La jeune Rylee Cammaert, souriante, se tient au centre d'un cercle formé par ses camarades de classe dans une bibliothèque.

Rylee Cammaert enchaîne 30 secondes d’improvisation seule en scène, juste avant la fin de la session. Elle cherche un peu ses mots et se raccroche parfois à l’anglais. Mais ce défi n’atténue pas son enthousiasme, au contraire. Le spectacle continue. 

Puis, elle termine en renversant sur son public une marmite imaginaire remplie de faux sang.

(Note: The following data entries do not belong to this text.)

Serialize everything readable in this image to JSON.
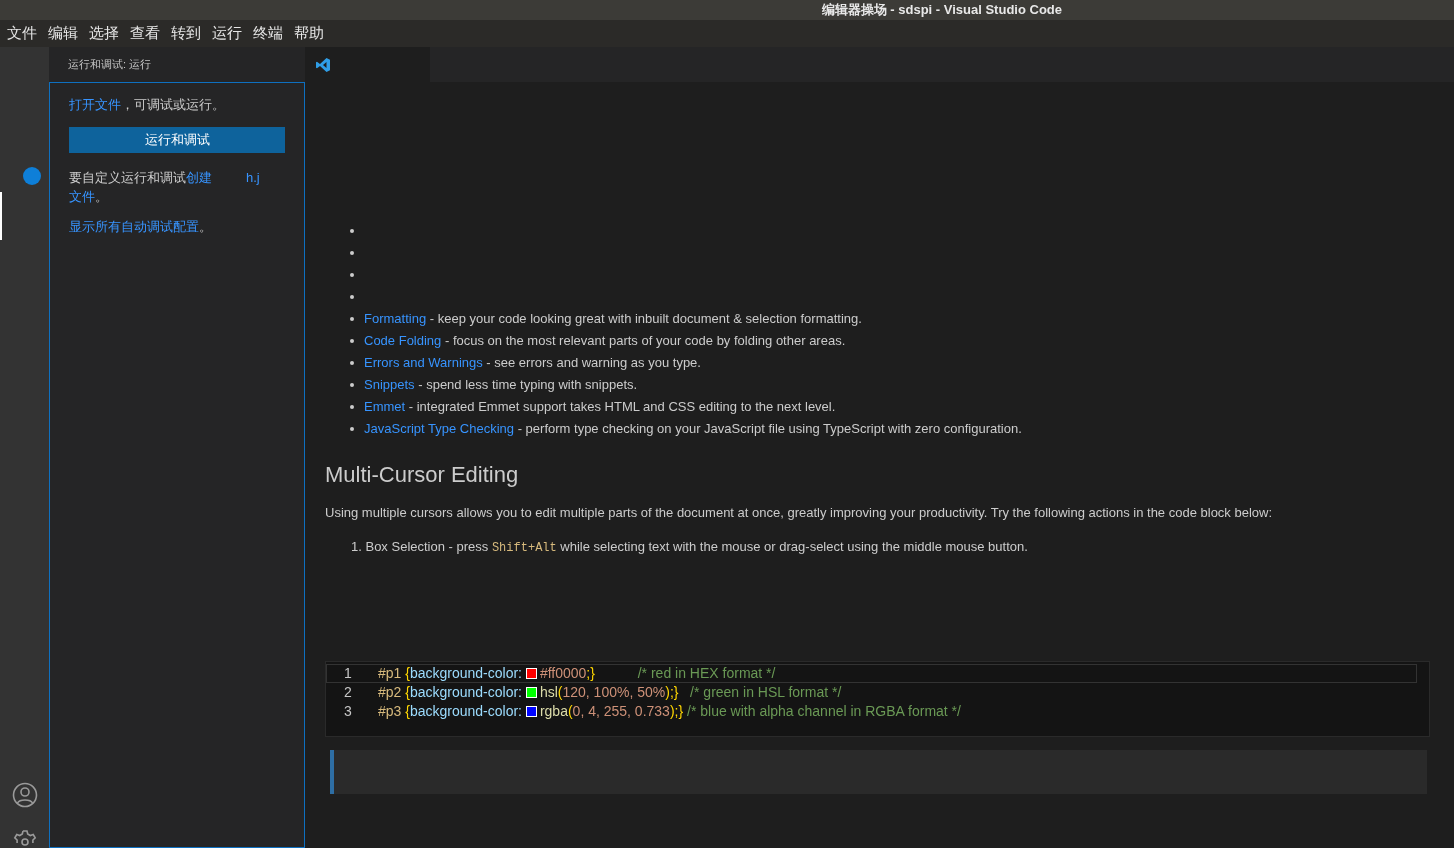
{
  "window": {
    "title": "编辑器操场 - sdspi - Visual Studio Code"
  },
  "menu": [
    "文件",
    "编辑",
    "选择",
    "查看",
    "转到",
    "运行",
    "终端",
    "帮助"
  ],
  "sidebar": {
    "title": "运行和调试: 运行",
    "open_file": {
      "link": "打开文件",
      "text": "，可调试或运行。"
    },
    "run_button": "运行和调试",
    "customize": {
      "text": "要自定义运行和调试",
      "link": "创建",
      "fragment": "h.j",
      "link2": "文件",
      "end": "。"
    },
    "show_all": {
      "link": "显示所有自动调试配置",
      "end": "。"
    }
  },
  "features": [
    {
      "link": "Formatting",
      "text": "- keep your code looking great with inbuilt document & selection formatting."
    },
    {
      "link": "Code Folding",
      "text": "- focus on the most relevant parts of your code by folding other areas."
    },
    {
      "link": "Errors and Warnings",
      "text": "- see errors and warning as you type."
    },
    {
      "link": "Snippets",
      "text": "- spend less time typing with snippets."
    },
    {
      "link": "Emmet",
      "text": "- integrated Emmet support takes HTML and CSS editing to the next level."
    },
    {
      "link": "JavaScript Type Checking",
      "text": "- perform type checking on your JavaScript file using TypeScript with zero configuration."
    }
  ],
  "heading": "Multi-Cursor Editing",
  "paragraph": "Using multiple cursors allows you to edit multiple parts of the document at once, greatly improving your productivity. Try the following actions in the code block below:",
  "steps": [
    {
      "number": "1.",
      "parts": [
        {
          "kind": "text",
          "text": "Box Selection - press "
        },
        {
          "kind": "key",
          "text": "Shift+Alt"
        },
        {
          "kind": "text",
          "text": " while selecting text with the mouse or drag-select using the middle mouse button."
        }
      ]
    }
  ],
  "code": {
    "lines": [
      {
        "number": "1",
        "selected": true,
        "color": "#ff0000",
        "tokens": [
          {
            "kind": "selector",
            "text": "#p1"
          },
          {
            "kind": "brace",
            "text": " {"
          },
          {
            "kind": "property",
            "text": "background-color: "
          },
          {
            "kind": "swatch"
          },
          {
            "kind": "value",
            "text": "#ff0000"
          },
          {
            "kind": "brace",
            "text": ";}"
          },
          {
            "kind": "comment",
            "text": "           /* red in HEX format */"
          }
        ]
      },
      {
        "number": "2",
        "selected": false,
        "color": "#00ff00",
        "tokens": [
          {
            "kind": "selector",
            "text": "#p2"
          },
          {
            "kind": "brace",
            "text": " {"
          },
          {
            "kind": "property",
            "text": "background-color: "
          },
          {
            "kind": "swatch"
          },
          {
            "kind": "func",
            "text": "hsl"
          },
          {
            "kind": "brace",
            "text": "("
          },
          {
            "kind": "value",
            "text": "120, 100%, 50%"
          },
          {
            "kind": "brace",
            "text": ");}"
          },
          {
            "kind": "comment",
            "text": "   /* green in HSL format */"
          }
        ]
      },
      {
        "number": "3",
        "selected": false,
        "color": "#0004ff",
        "tokens": [
          {
            "kind": "selector",
            "text": "#p3"
          },
          {
            "kind": "brace",
            "text": " {"
          },
          {
            "kind": "property",
            "text": "background-color: "
          },
          {
            "kind": "swatch"
          },
          {
            "kind": "func",
            "text": "rgba"
          },
          {
            "kind": "brace",
            "text": "("
          },
          {
            "kind": "value",
            "text": "0, 4, 255, 0.733"
          },
          {
            "kind": "brace",
            "text": ");}"
          },
          {
            "kind": "comment",
            "text": " /* blue with alpha channel in RGBA format */"
          }
        ]
      }
    ]
  }
}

Zara Ramlal observe ses élèves qui pratiquent des improvisations au milieu des étagères de livres.

Les bienfaits de la FLIIP pour les élèves d’immersion française se font sentir. J’avais quelques élèves qui ont commencé l’année sans être capables de faire de présentations orales en cours, et maintenant, ils y arrivent, souligne fièrement l’enseignante Zara Ramlal.

Les deux élèves, Rylee et Preston, posent dos à dos en souriant au milieu de la bibliothèque de leur école.

Rylee et Preston se font les dents dans la FLIIP en espérant revêtir, un jour, un chandail d’une des quatre équipes de la LIM. Toutefois, les deux adeptes de l’impro savent que ce ne sera pas facile puisque plusieurs jeunes de la quinzaine d’équipes des écoles secondaires veulent se joindre à la ligue d’élite.

Les joueurs de la LIM, vêtus de chandails noirs et oranges, se tapent dans les mains (high-fives) sur la scène à la fin de leur performance.

Les quatre capitaines d’équipes de la LIM choisissent chacun huit membres lors du camp de sélection annuel. Ils doivent trouver un équilibre entre les vétérans et les rookies pour assurer la relève de la ligue.

La capitaine Maryse Gagné et son équipe, vêtues de chandails jaunes, sont regroupées sur le bord de la patinoire pour discuter de leur prochaine improvisation.

Le manque de ressources pour la location des salles et les restrictions d’horaire limitent le nombre de joueurs et de joueuses. Près de 15 personnes ont vu leur espoir de rejoindre la ligue s’envoler lors du dernier camp de sélection.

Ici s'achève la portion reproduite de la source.